Back in 1965, when the notion of an indigenous Irish film industry seemed like a flight of pure fantasy, a bunch of brave souls set out to make the first truly Irish musical, a bawdy, boisterous comedy with overtones of The Threepenny Opera, based on some of the country's favourite ballads, and featuring some of its best-known performers.
Abandoned, unfinished and forgotten, for three decades, the film finally receives its premiere at this year's festival, in a special screening which will be attended by many of those involved in its making.
Taking as its starting point the song The Night Before Larry Got Stretched, O'Donoghue's Opera, (Saturday March 7th, IFC, 6.30 p.m.) stars Ronnie Drew as "the cleverest burglar in all Ireland" and appearances by Seamus Ennis, The Dubliners, the McKenna Folk Group and the Grehan Sisters. The beautiful 35 millimetre black-and-white footage of music sessions in O'Donoghue's pub on Merrion Row shows Dublin bohemian life at the start of the folk music boom - duffel-coated beat kids mingling with crinkly traditional types over innumerable pints of stout (drink features strongly in almost every shot in the film). It's a fascinating glimpse of a world which now seems very far away.

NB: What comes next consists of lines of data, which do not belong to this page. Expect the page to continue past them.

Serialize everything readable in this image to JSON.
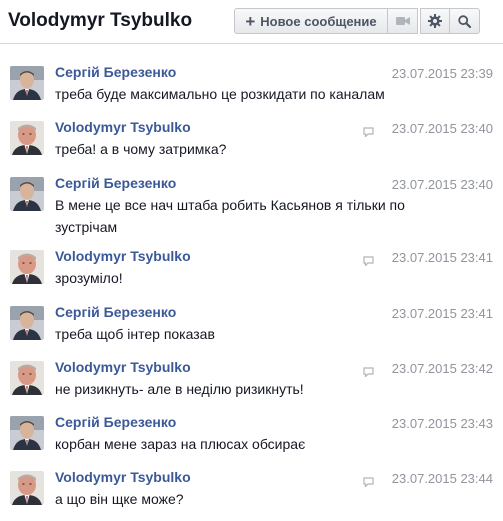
{
  "header": {
    "title": "Volodymyr Tsybulko",
    "new_message_label": "Новое сообщение"
  },
  "messages": [
    {
      "sender": "Сергій Березенко",
      "time": "23.07.2015 23:39",
      "text": "треба буде максимально це розкидати по каналам",
      "avatar": "berezenko",
      "seen": false
    },
    {
      "sender": "Volodymyr Tsybulko",
      "time": "23.07.2015 23:40",
      "text": "треба! а в чому затримка?",
      "avatar": "tsybulko",
      "seen": true
    },
    {
      "sender": "Сергій Березенко",
      "time": "23.07.2015 23:40",
      "text": "В мене це все нач штаба робить Касьянов я тільки по зустрічам",
      "avatar": "berezenko",
      "seen": false
    },
    {
      "sender": "Volodymyr Tsybulko",
      "time": "23.07.2015 23:41",
      "text": "зрозуміло!",
      "avatar": "tsybulko",
      "seen": true
    },
    {
      "sender": "Сергій Березенко",
      "time": "23.07.2015 23:41",
      "text": "треба щоб інтер показав",
      "avatar": "berezenko",
      "seen": false
    },
    {
      "sender": "Volodymyr Tsybulko",
      "time": "23.07.2015 23:42",
      "text": "не ризикнуть- але в неділю ризикнуть!",
      "avatar": "tsybulko",
      "seen": true
    },
    {
      "sender": "Сергій Березенко",
      "time": "23.07.2015 23:43",
      "text": "корбан мене зараз на плюсах обсирає",
      "avatar": "berezenko",
      "seen": false
    },
    {
      "sender": "Volodymyr Tsybulko",
      "time": "23.07.2015 23:44",
      "text": "а що він щке може?",
      "avatar": "tsybulko",
      "seen": true
    }
  ]
}
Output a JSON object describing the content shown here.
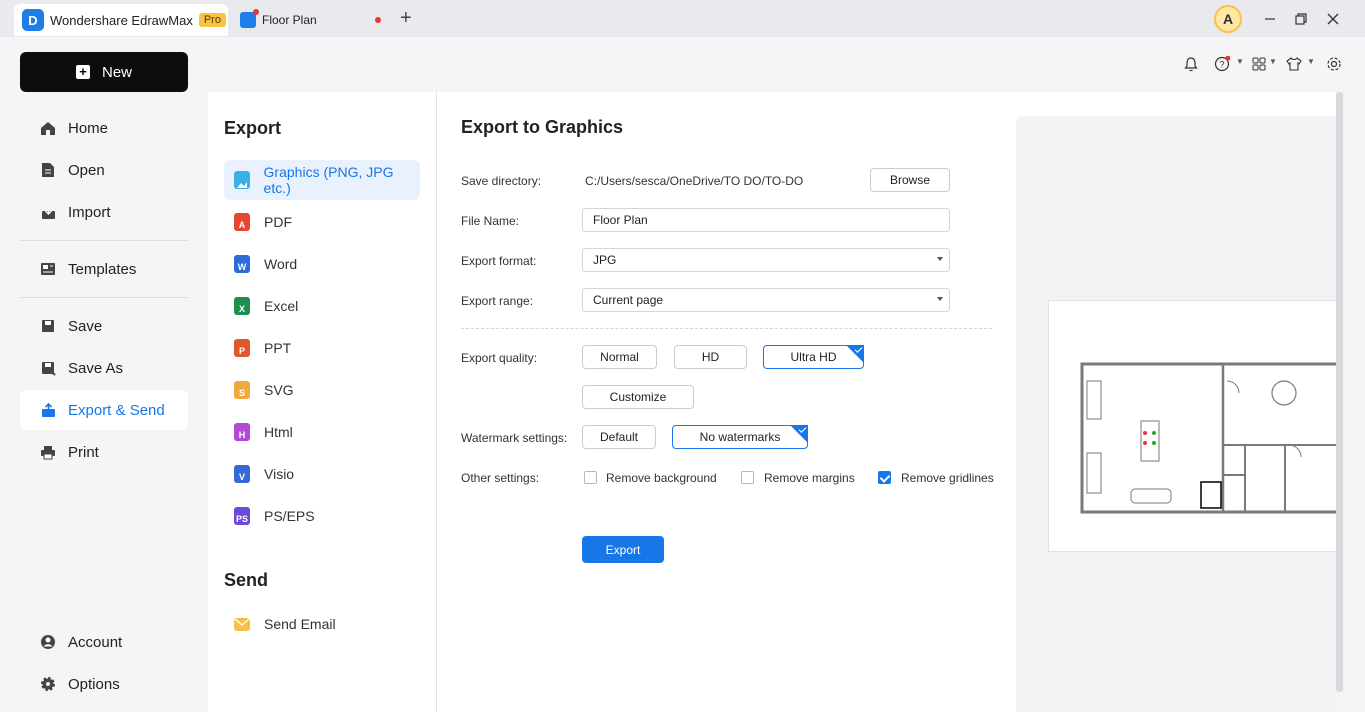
{
  "titlebar": {
    "app_name": "Wondershare EdrawMax",
    "pro_badge": "Pro",
    "doc_tab": "Floor Plan",
    "new_tab": "+",
    "avatar_letter": "A"
  },
  "sidebar": {
    "new_label": "New",
    "items": [
      {
        "label": "Home",
        "icon": "home-icon"
      },
      {
        "label": "Open",
        "icon": "open-icon"
      },
      {
        "label": "Import",
        "icon": "import-icon"
      },
      {
        "label": "Templates",
        "icon": "templates-icon"
      },
      {
        "label": "Save",
        "icon": "save-icon"
      },
      {
        "label": "Save As",
        "icon": "save-as-icon"
      },
      {
        "label": "Export & Send",
        "icon": "export-icon"
      },
      {
        "label": "Print",
        "icon": "print-icon"
      },
      {
        "label": "Account",
        "icon": "account-icon"
      },
      {
        "label": "Options",
        "icon": "options-icon"
      }
    ]
  },
  "export_list": {
    "title": "Export",
    "items": [
      {
        "label": "Graphics (PNG, JPG etc.)",
        "color": "#3ab0e8"
      },
      {
        "label": "PDF",
        "color": "#e5472f"
      },
      {
        "label": "Word",
        "color": "#2b6cd6"
      },
      {
        "label": "Excel",
        "color": "#1f8f4e"
      },
      {
        "label": "PPT",
        "color": "#e0572c"
      },
      {
        "label": "SVG",
        "color": "#f2a93b"
      },
      {
        "label": "Html",
        "color": "#b24ad8"
      },
      {
        "label": "Visio",
        "color": "#3569d6"
      },
      {
        "label": "PS/EPS",
        "color": "#6b4ad8"
      }
    ],
    "send_title": "Send",
    "send_items": [
      {
        "label": "Send Email",
        "color": "#f5c04a"
      }
    ]
  },
  "form": {
    "title": "Export to Graphics",
    "save_directory_label": "Save directory:",
    "save_directory_value": "C:/Users/sesca/OneDrive/TO DO/TO-DO",
    "browse_label": "Browse",
    "file_name_label": "File Name:",
    "file_name_value": "Floor Plan",
    "export_format_label": "Export format:",
    "export_format_value": "JPG",
    "export_range_label": "Export range:",
    "export_range_value": "Current page",
    "quality_label": "Export quality:",
    "quality_options": [
      "Normal",
      "HD",
      "Ultra HD"
    ],
    "quality_selected": "Ultra HD",
    "customize_label": "Customize",
    "watermark_label": "Watermark settings:",
    "watermark_options": [
      "Default",
      "No watermarks"
    ],
    "watermark_selected": "No watermarks",
    "other_label": "Other settings:",
    "other_options": [
      {
        "label": "Remove background",
        "checked": false
      },
      {
        "label": "Remove margins",
        "checked": false
      },
      {
        "label": "Remove gridlines",
        "checked": true
      }
    ],
    "export_button": "Export"
  },
  "colors": {
    "accent": "#1777e8",
    "new_button_bg": "#0d0d0d"
  }
}
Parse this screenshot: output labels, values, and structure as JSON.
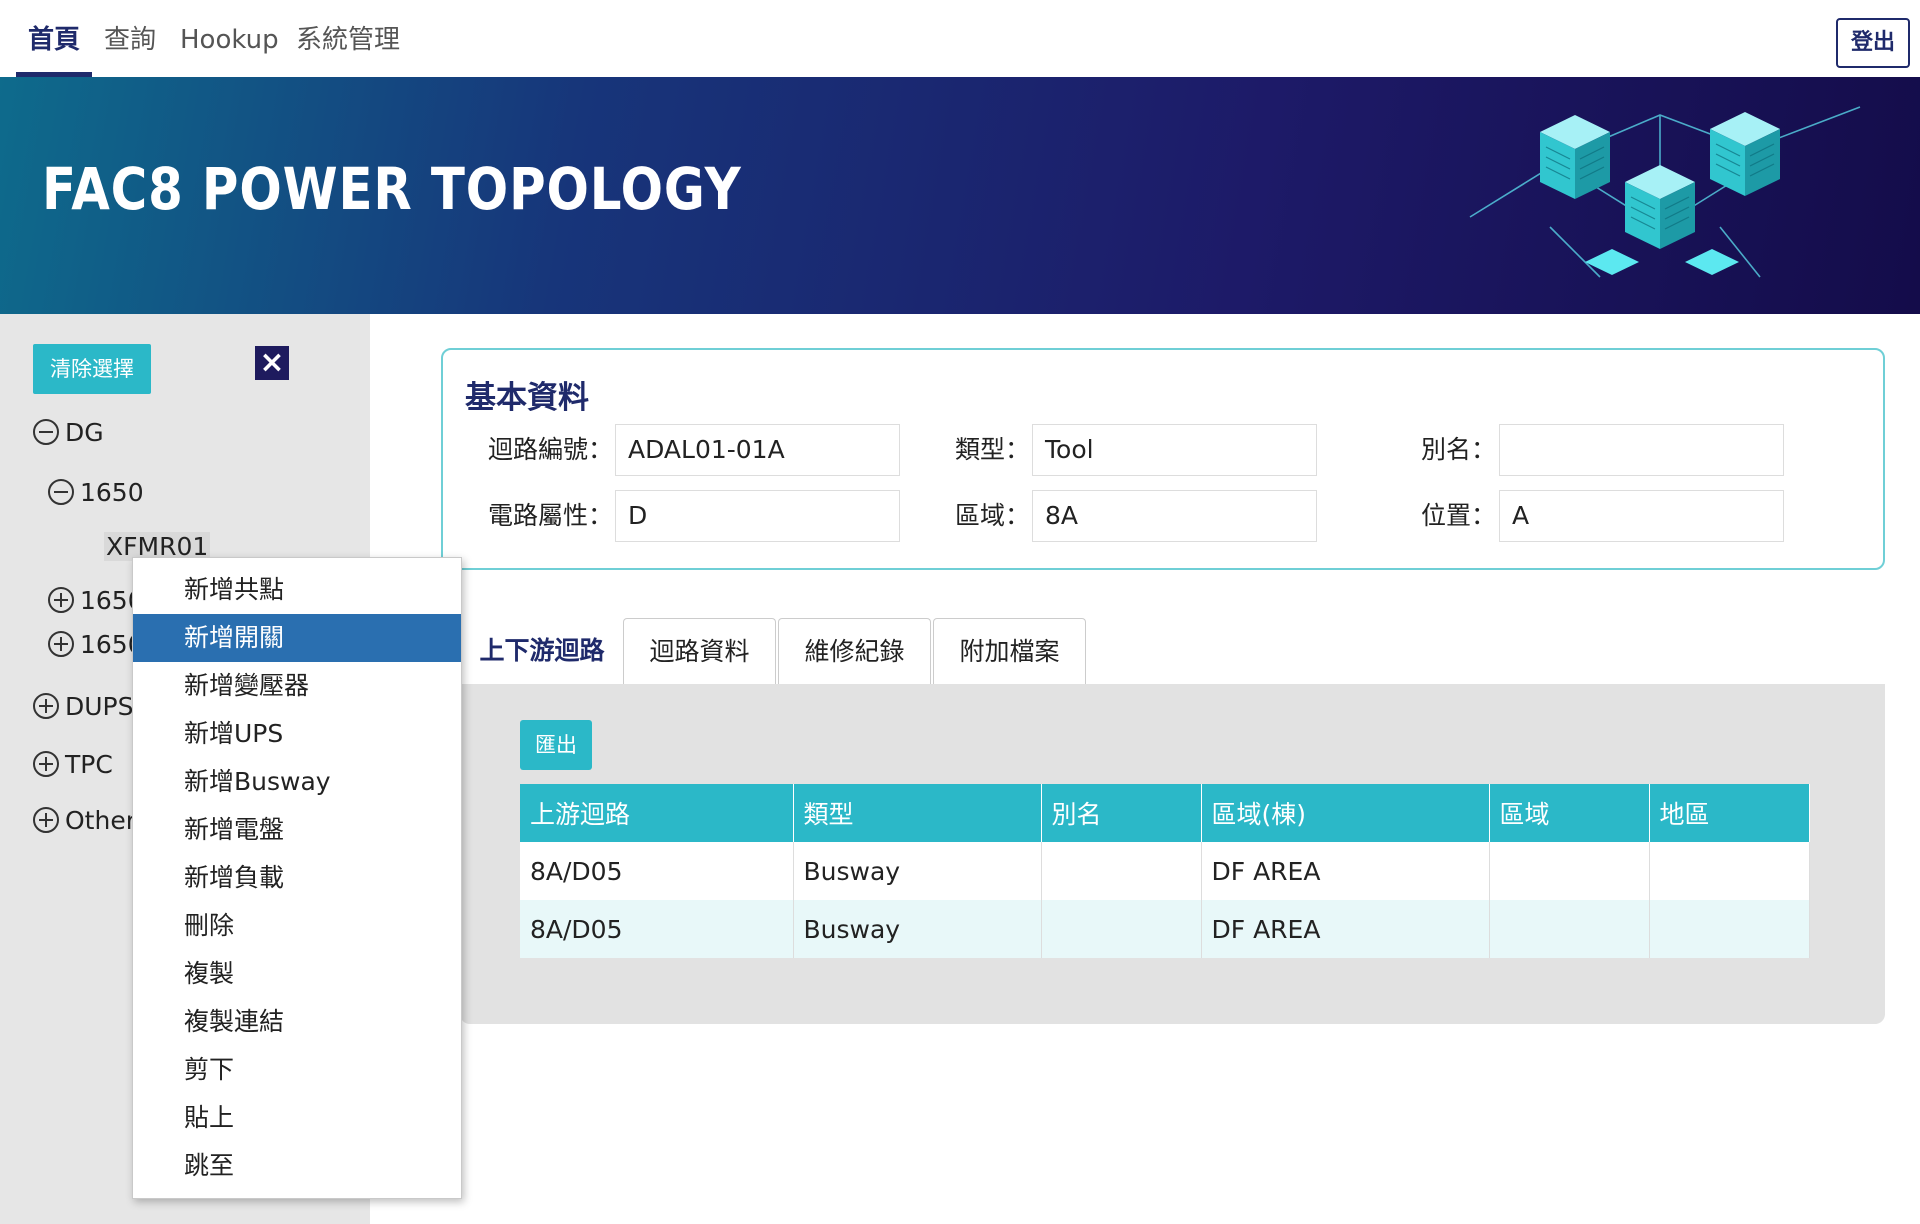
{
  "nav": {
    "items": [
      {
        "label": "首頁",
        "active": true
      },
      {
        "label": "查詢",
        "active": false
      },
      {
        "label": "Hookup",
        "active": false
      },
      {
        "label": "系統管理",
        "active": false
      }
    ],
    "logout_label": "登出"
  },
  "banner": {
    "title": "FAC8 POWER TOPOLOGY"
  },
  "sidebar": {
    "clear_label": "清除選擇",
    "close_icon": "×",
    "tree": [
      {
        "label": "DG",
        "state": "expanded"
      },
      {
        "label": "1650",
        "state": "expanded"
      },
      {
        "label": "XFMR01",
        "state": "leaf-selected"
      },
      {
        "label": "1650",
        "state": "collapsed"
      },
      {
        "label": "1650",
        "state": "collapsed"
      },
      {
        "label": "DUPS",
        "state": "collapsed"
      },
      {
        "label": "TPC",
        "state": "collapsed"
      },
      {
        "label": "Other",
        "state": "collapsed"
      }
    ]
  },
  "context_menu": {
    "items": [
      "新增共點",
      "新增開關",
      "新增變壓器",
      "新增UPS",
      "新增Busway",
      "新增電盤",
      "新增負載",
      "刪除",
      "複製",
      "複製連結",
      "剪下",
      "貼上",
      "跳至"
    ],
    "active_index": 1
  },
  "info": {
    "title": "基本資料",
    "fields": [
      {
        "label": "迴路編號：",
        "value": "ADAL01-01A"
      },
      {
        "label": "類型：",
        "value": "Tool"
      },
      {
        "label": "別名：",
        "value": ""
      },
      {
        "label": "電路屬性：",
        "value": "D"
      },
      {
        "label": "區域：",
        "value": "8A"
      },
      {
        "label": "位置：",
        "value": "A"
      }
    ]
  },
  "tabs": [
    {
      "label": "上下游迴路",
      "active": true
    },
    {
      "label": "迴路資料",
      "active": false
    },
    {
      "label": "維修紀錄",
      "active": false
    },
    {
      "label": "附加檔案",
      "active": false
    }
  ],
  "panel": {
    "export_label": "匯出",
    "columns": [
      "上游迴路",
      "類型",
      "別名",
      "區域(棟)",
      "區域",
      "地區"
    ],
    "rows": [
      [
        "8A/D05",
        "Busway",
        "",
        "DF AREA",
        "",
        ""
      ],
      [
        "8A/D05",
        "Busway",
        "",
        "DF AREA",
        "",
        ""
      ]
    ]
  },
  "colors": {
    "brand": "#1f2a6b",
    "accent": "#2bb8c8",
    "menu_highlight": "#2a6fb0"
  }
}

O'Donoghue's Opera was directed and produced by the late Kevin Sheldon, a director with RTE. Abandoned due to lack of finance and never completed, the film disappeared for more than 30 years, until the cutting copy showed up last year. Tom Hayes, who had acted as line producer on the original production, showed it to film editor Se Merry Doyle and to Tony McMahon in RTE. Doyle set about reconstructing the film from the existing footage. "I tried to find any information I could about it but it was impossible to find the original negative, so I had to work from the cutting copy and out-takes," says Doyle. "I'm hoping when it comes out that somebody might show up with the original."